In 1765, 250 years ago this month of May, Mount Pleasant was completed. Thomas Nevell, his journeymen and apprentices along with sub- contractors in other trades, were putting the finishing touches on the “plantation” that included a main house, two pavilions, a barn, a stable and carriage house, a smoke house, and a necessary. On May 10th, Nevell charged John Macpherson 8 shillings, his usual day rate, for “hanging 4 Luking glasis.”
On May 18th Nevell and a young apprentice spent one day “putting up furniture” at Mount Pleasant and the same day Nevell charged Macpherson for “making the bottom for the organ case & fixing casters.”
At the end of the month, on May 29th, 1765, Nevell charged Macpherson £1.3.9 for measuring the completed interior plastering work done by John Bezer.
The end of a large building project usually occurs over weeks or even months. Perhaps it is impossible to pinpoint the precise “day” a project of this scale ends. In addition to the choice of any of above dates as the “official” completion date of Mount Pleasant, we can add two others.

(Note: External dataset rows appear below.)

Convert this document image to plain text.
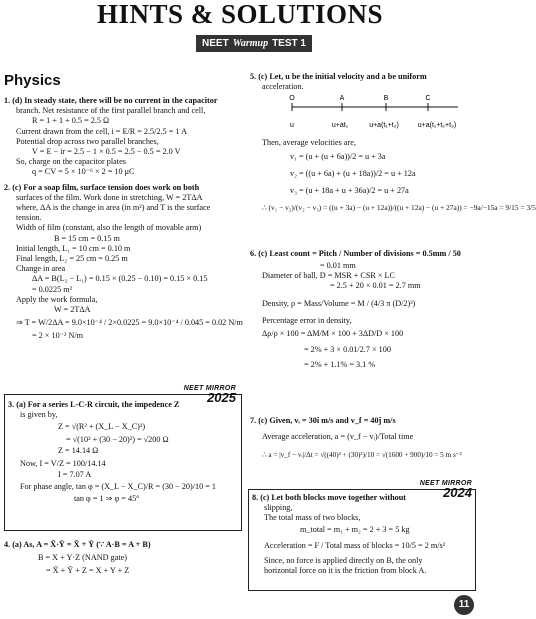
HINTS & SOLUTIONS
NEET Warmup TEST 1
Physics

1. (d) In steady state, there will be no current in the capacitor

branch. Net resistance of the first parallel branch and cell,

R = 1 + 1 + 0.5 = 2.5 Ω

Current drawn from the cell, i = E/R = 2.5/2.5 = 1 A

Potential drop across two parallel branches,

V = E − ir = 2.5 − 1 × 0.5 = 2.5 − 0.5 = 2.0 V

So, charge on the capacitor plates

q = CV = 5 × 10⁻⁶ × 2 = 10 μC

2. (c) For a soap film, surface tension does work on both

surfaces of the film. Work done in stretching, W = 2TΔA

where, ΔA is the change in area (in m²) and T is the surface

tension.

Width of film (constant, also the length of movable arm)

B = 15 cm = 0.15 m

Initial length, L₁ = 10 cm = 0.10 m

Final length, L₂ = 25 cm = 0.25 m

Change in area

ΔA = B(L₂ − L₁) = 0.15 × (0.25 − 0.10) = 0.15 × 0.15

= 0.0225 m²

Apply the work formula,

W = 2TΔA

⇒ T = W/2ΔA = 9.0×10⁻⁴ / 2×0.0225 = 9.0×10⁻⁴ / 0.045 = 0.02 N/m

= 2 × 10⁻² N/m

NEET MIRROR
2025

3. (a) For a series L-C-R circuit, the impedence Z

is given by,

Z = √(R² + (X_L − X_C)²)

= √(10² + (30 − 20)²) = √200 Ω

Z = 14.14 Ω

Now, I = V/Z = 100/14.14

I = 7.07 A

For phase angle, tan φ = (X_L − X_C)/R = (30 − 20)/10 = 1

tan φ = 1 ⇒ φ = 45°

4. (a) As, A = X̄·Ȳ = X̄ + Ȳ (∵ A·B = A + B)

B = X + Y·Z (NAND gate)

= X̄ + Ȳ + Z = X + Y + Z

5. (c) Let, u be the initial velocity and a be uniform

acceleration.

O	A	B	C
u	u+at₁	u+a(t₁+t₂)	u+a(t₁+t₂+t₃)

Then, average velocities are,

v₁ = (u + (u + 6a))/2 = u + 3a

v₂ = ((u + 6a) + (u + 18a))/2 = u + 12a

v₃ = (u + 18a + u + 36a)/2 = u + 27a

∴ (v₁ − v₂)/(v₂ − v₃) = ((u + 3a) − (u + 12a))/((u + 12a) − (u + 27a)) = −9a/−15a = 9/15 = 3/5

6. (c) Least count = Pitch / Number of divisions = 0.5mm / 50

= 0.01 mm

Diameter of ball, D = MSR + CSR × LC

= 2.5 + 20 × 0.01 = 2.7 mm

Density, ρ = Mass/Volume = M / (4/3 π (D/2)³)

Percentage error in density,

Δρ/ρ × 100 = ΔM/M × 100 + 3ΔD/D × 100

= 2% + 3 × 0.01/2.7 × 100

= 2% + 1.1% = 3.1 %

7. (c) Given, vᵢ = 30î m/s and v_f = 40ĵ m/s

Average acceleration, a = (v_f − vᵢ)/Total time

∴ a = |v_f − vᵢ|/Δt = √((40)² + (30)²)/10 = √(1600 + 900)/10 = 5 m s⁻²

NEET MIRROR
2024

8. (c) Let both blocks move together without

slipping,

The total mass of two blocks,

m_total = m₁ + m₂ = 2 + 3 = 5 kg

Acceleration = F / Total mass of blocks = 10/5 = 2 m/s²

Since, no force is applied directly on B, the only

horizontal force on it is the friction from block A.

11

The debits and credits to Macpherson in these entries in Nevell’s account book shed light on the both the full cost of the carpenter’s work and the compensation Nevell ultimately received for his time and materials building Mount Pleasant. On July 24, 1765 Nevell debited John Macpherson £1084.1.7 “To All the Remainder of Carpenters work measured by Mr. Smith & Thornhill not here to fore charged.”
What came next was…well, silence. Macpherson’s name does not appear in Nevell’s account book for almost a year and ten months. On April 28th 1767 Nevell credits John Macpherson £418.11.9 for cash received and £39.9.9 “By an Abatement on the general Acct.” According to Nevell’s records he was still owed £400 for the carpentry work at Mount Pleasant, money he never received. Macpherson would never again appear in Nevell’s account book for an obvious reason, Macpherson had stiffed Nevell for an amount equal to three years of his labor.
In May of 1765, it was spring in Philadelphia but the hot, humid summer would not be far behind. In the coming weeks John Macpherson, with his wife Margaret, their two sons, two daughters who were both born during the three years of construction, Margaret’s mother, and their servants and slaves, would escape the city and move to Mount Pleasant for the summer. Their looking glasses were installed, their furniture “put up” and repaired, but their debts were outstanding, never to be paid for in full.
So interesting, Chris. It sounds like a very familiar plight from the perspective of the contractor, craftsman, maker that time has only enforced. Coming from a family of one, the story of the “swindling” contractor is so often reinforced while that of the “swindled” or undervalued one remains ignored.